Parity-induced Selmer Growth For Symplectic, Ordinary Families

TL;DR

This paper demonstrates that for certain Galois representations over quadratic extensions, Selmer ranks grow in a predictable manner over specific infinite extensions, extending previous methods to broader classes of arithmetic objects.

Contribution

It generalizes Mazur--Rubin's method to show Selmer rank growth in infinite extensions for various Galois representations, including abelian varieties and modular forms.

Findings

Selmer ranks are bounded below by extension degree in certain infinite towers.

Method applies to abelian varieties, modular forms, and Hida families.

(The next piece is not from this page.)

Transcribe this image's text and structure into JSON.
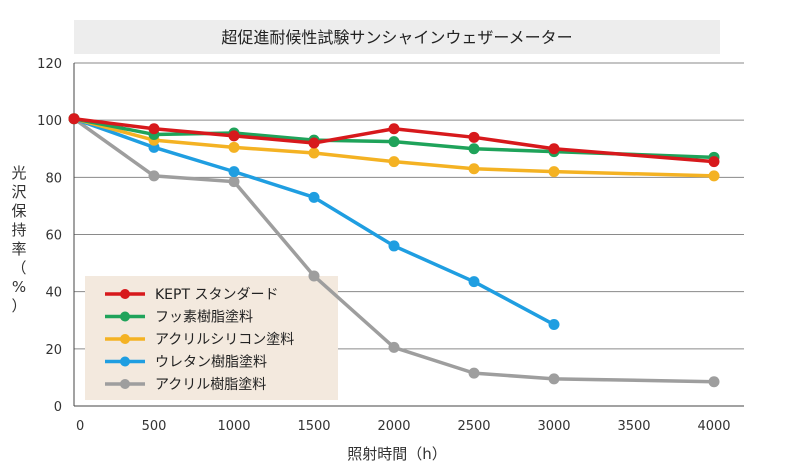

Extends previous results to broader classes of Galois representations.

Abstract

Let $p$ be an odd prime, and let $K/K_0$ be a quadratic extension of number fields. Denote by $K_\pm$ the maximal $\mathbb{Z}_p$-power extensions of $K$ that are Galois over $K_0$, with $K_+$ abelian over $K_0$ and $K_-$ dihedral over $K_0$. In this paper we show that for a Galois representation over $K_0$ satisfying certain hypotheses, if it has odd Selmer rank over $K$ then for one of $K_\pm$ its Selmer rank over $L$ is bounded below by $[L:K]$ for $L$ ranging over the finite subextensions of $K$ in $K_\pm$. Our method or proof generalizes a method of Mazur--Rubin, building upon results of Nekov\'a\v{r}, and applies to abelian varieties of arbitrary dimension, (self-dual twists of) modular forms of even weight, and (twisted) Hida families.